介護ロボット、導入しない要因は「費用が高い」- 介護ロボットONLINE調査結果
介護の人手不足や超高齢社会に対するひとつの解決策として注目を集める「介護ロボット」が、補助金や介護報酬改定でも話題となっている。
介護業界に特化した人材紹介サービスやWebマガジンの運営を行うウェルクスは、介護ロボットの利用実態を把握するため、介護事業所へのアンケートを行い35名から回答を得た結果を公表した(2017年6月に実施。質問の対象としているロボットが、コミュニケーションロボットなのか、ロボットスーツ系のものかは定かではない)。
全文はウェルクスが運営する「介護ロボットONLINE(https://kaigorobot-online.com/)」で確認できる。
現在、介護ロボットを導入していますか?
約7割の介護事業所が「介護ロボットを導入していない」と回答。
介護ロボットを導入していない理由はなんですか?
(介護ロボットを導入して「いない」と回答した人が対象)
最も回答が多く集まったのは「価格が高いから」で56% 。「機器の扱いが難しそうであるから」「人で十分対応できると思うから」「補助制度などが煩雑だから」が続く。
今後、介護ロボットを導入する予定はありますか?
(介護ロボットを導入して「いない」と回答した人が対象)
63%が「今後も導入する予定はない」と回答。
「今後導入する予定がある」と答えた人を対象とした、導入したい介護ロボットの種類は?という設問に対しては、「見守り支援型」と答えた人が61.5%(8名)ともっとも多く、ついで「非装着型の移乗支援」が46.2%(6名)、「入浴支援型」が30.8%(4名)という結果になったと言う。
● 価格が高いから。(デイサービス/40代・男性)
● 費用対効果が明確ではない。(介護老人保健施設/50代・男性)
● 装着型のロボットを検討したことがあるが、着用感等の疑問があるから。(特別養護老人ホーム・40代・男性)
● 導入は試みたいが、その過程における必要人員を割けられない。(特別養護老人ホーム/40代・男性)
● 予算、メンテコスト、導入教育費、時間の全てが不足している。(グループホーム/50代・男性)

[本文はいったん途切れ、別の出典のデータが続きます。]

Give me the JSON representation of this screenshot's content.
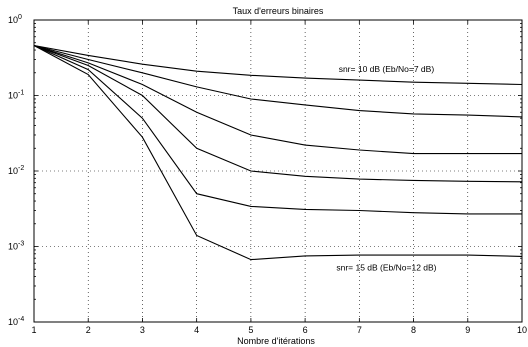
{
  "chart_data": {
    "type": "line",
    "title": "Taux d'erreurs binaires",
    "xlabel": "Nombre d'itérations",
    "ylabel": "",
    "xlim": [
      1,
      10
    ],
    "ylim": [
      0.0001,
      1
    ],
    "yscale": "log",
    "grid": true,
    "x_ticks": [
      "1",
      "2",
      "3",
      "4",
      "5",
      "6",
      "7",
      "8",
      "9",
      "10"
    ],
    "y_ticks": [
      {
        "value": 1,
        "base": "10",
        "exp": "0"
      },
      {
        "value": 0.1,
        "base": "10",
        "exp": "-1"
      },
      {
        "value": 0.01,
        "base": "10",
        "exp": "-2"
      },
      {
        "value": 0.001,
        "base": "10",
        "exp": "-3"
      },
      {
        "value": 0.0001,
        "base": "10",
        "exp": "-4"
      }
    ],
    "x": [
      1,
      2,
      3,
      4,
      5,
      6,
      7,
      8,
      9,
      10
    ],
    "series": [
      {
        "values": [
          0.46,
          0.34,
          0.26,
          0.21,
          0.185,
          0.17,
          0.16,
          0.15,
          0.145,
          0.14
        ]
      },
      {
        "values": [
          0.46,
          0.3,
          0.2,
          0.13,
          0.09,
          0.075,
          0.063,
          0.057,
          0.055,
          0.052
        ]
      },
      {
        "values": [
          0.46,
          0.27,
          0.14,
          0.06,
          0.03,
          0.022,
          0.019,
          0.017,
          0.017,
          0.017
        ]
      },
      {
        "values": [
          0.46,
          0.25,
          0.1,
          0.02,
          0.01,
          0.0085,
          0.0078,
          0.0075,
          0.0073,
          0.0072
        ]
      },
      {
        "values": [
          0.46,
          0.22,
          0.05,
          0.005,
          0.0034,
          0.0031,
          0.003,
          0.0028,
          0.0027,
          0.0027
        ]
      },
      {
        "values": [
          0.46,
          0.19,
          0.028,
          0.0014,
          0.00067,
          0.00075,
          0.00077,
          0.00077,
          0.00077,
          0.00074
        ]
      }
    ],
    "annotations": [
      {
        "text": "snr= 10 dB  (Eb/No=7 dB)",
        "x": 7.5,
        "y": 0.205
      },
      {
        "text": "snr= 15 dB  (Eb/No=12 dB)",
        "x": 7.5,
        "y": 0.00048
      }
    ]
  }
}
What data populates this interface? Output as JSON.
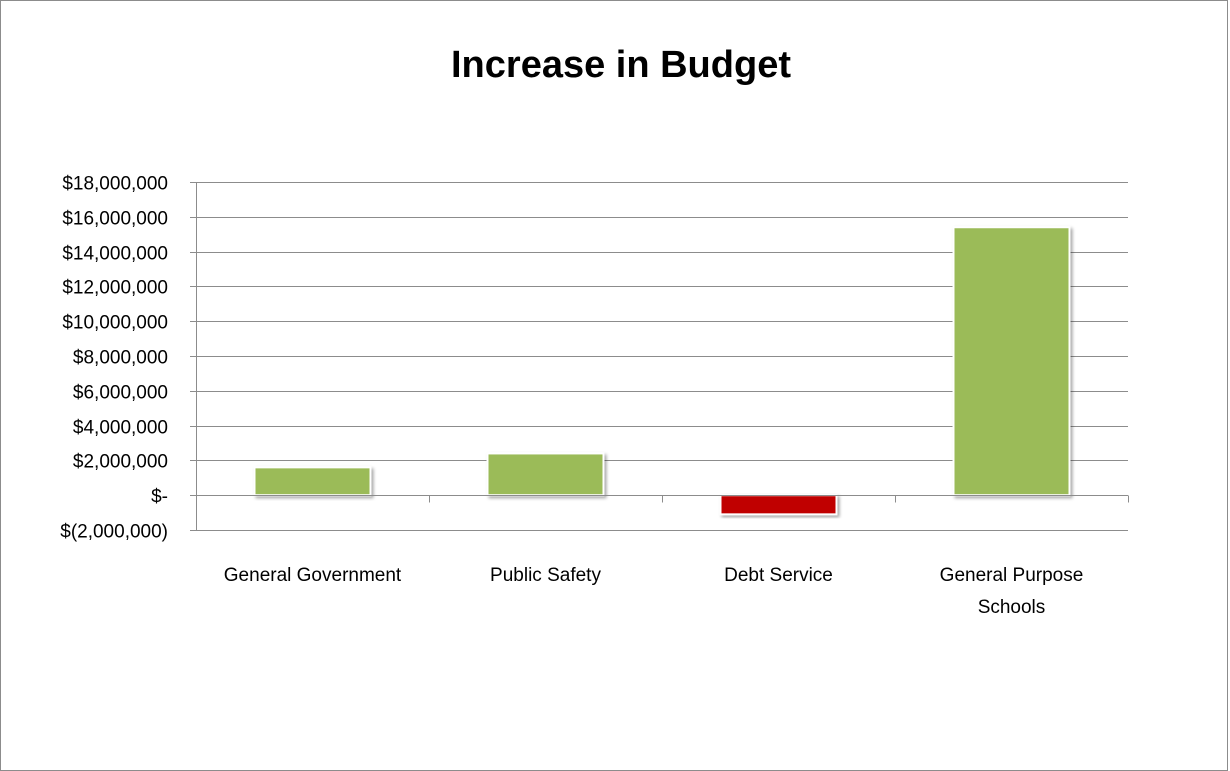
{
  "chart_data": {
    "type": "bar",
    "title": "Increase in Budget",
    "xlabel": "",
    "ylabel": "",
    "categories": [
      "General Government",
      "Public Safety",
      "Debt Service",
      "General Purpose Schools"
    ],
    "category_lines": [
      [
        "General Government"
      ],
      [
        "Public Safety"
      ],
      [
        "Debt Service"
      ],
      [
        "General Purpose",
        "Schools"
      ]
    ],
    "values": [
      1600000,
      2400000,
      -1100000,
      15400000
    ],
    "ylim": [
      -2000000,
      18000000
    ],
    "yticks": [
      -2000000,
      0,
      2000000,
      4000000,
      6000000,
      8000000,
      10000000,
      12000000,
      14000000,
      16000000,
      18000000
    ],
    "ytick_labels": [
      "$(2,000,000)",
      "$-",
      "$2,000,000",
      "$4,000,000",
      "$6,000,000",
      "$8,000,000",
      "$10,000,000",
      "$12,000,000",
      "$14,000,000",
      "$16,000,000",
      "$18,000,000"
    ],
    "colors": {
      "positive": "#9bbb59",
      "negative": "#c00000",
      "gridline": "#8c8c8c",
      "axis": "#8c8c8c"
    },
    "grid": true,
    "legend": "none"
  }
}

● 人的労力が相当必要なため。(介護老人保健施設/60代・男性)
今回の調査では、介護ロボットを導入していない施設での利用意向は37%と低い結果に。
介護ロボットそのものの価格だけでなく、運用や導入に際する教育コストなど、さまざまなコストが導入のネックとなっているようだと、ウェルクスでは分析。
今後も介護ロボットを使いたいと思いますか?
(「導入している」と回答した人が対象)
80%が「今後も使いたい」と回答。
●モノに変えられるものは変えて、人でしか出来ない事を人がやっていくようにしたい。(介護老人保健施設/30代・男性)
●業務効率と職員の心身負担の軽減何よりケアの統一に必要なためです。(特別養護老人ホーム/40代・男性)
●看護・介護職員の慢性的な不足に対応でき、利用者の変化にスムーズに動ける。(介護老人保健施設/50代・男性)
●作業の効率化や省力化につながるのであれば、今後も使っていきたい。(特別養護老人ホーム/40代・男性)
●職員の安心感つながれば、それは利用者の安心感にもつながっていきます。(ショートステイ/40代・男性)
●使用する側も開発側も試行錯誤を繰り返しながら実効的な物ができてくると思う。(特別養護老人ホーム/40代・男性)
ウェルクスでは「今回の調査では、導入済み施設は全体の約3割にとどまっており、介護ロボットが介護の現場に根付ききっていない現状が明らかになりました。とはいえ、導入済み施設の継続利用意向が高いことから分かる通り、実際に介護従事者や要介護者の負担軽減に貢献している介護ロボットは確かに存在し、現在導入していない施設の4割弱がそのような介護ロボットに期待を寄せていることがうかがえます」とコメントを発表している。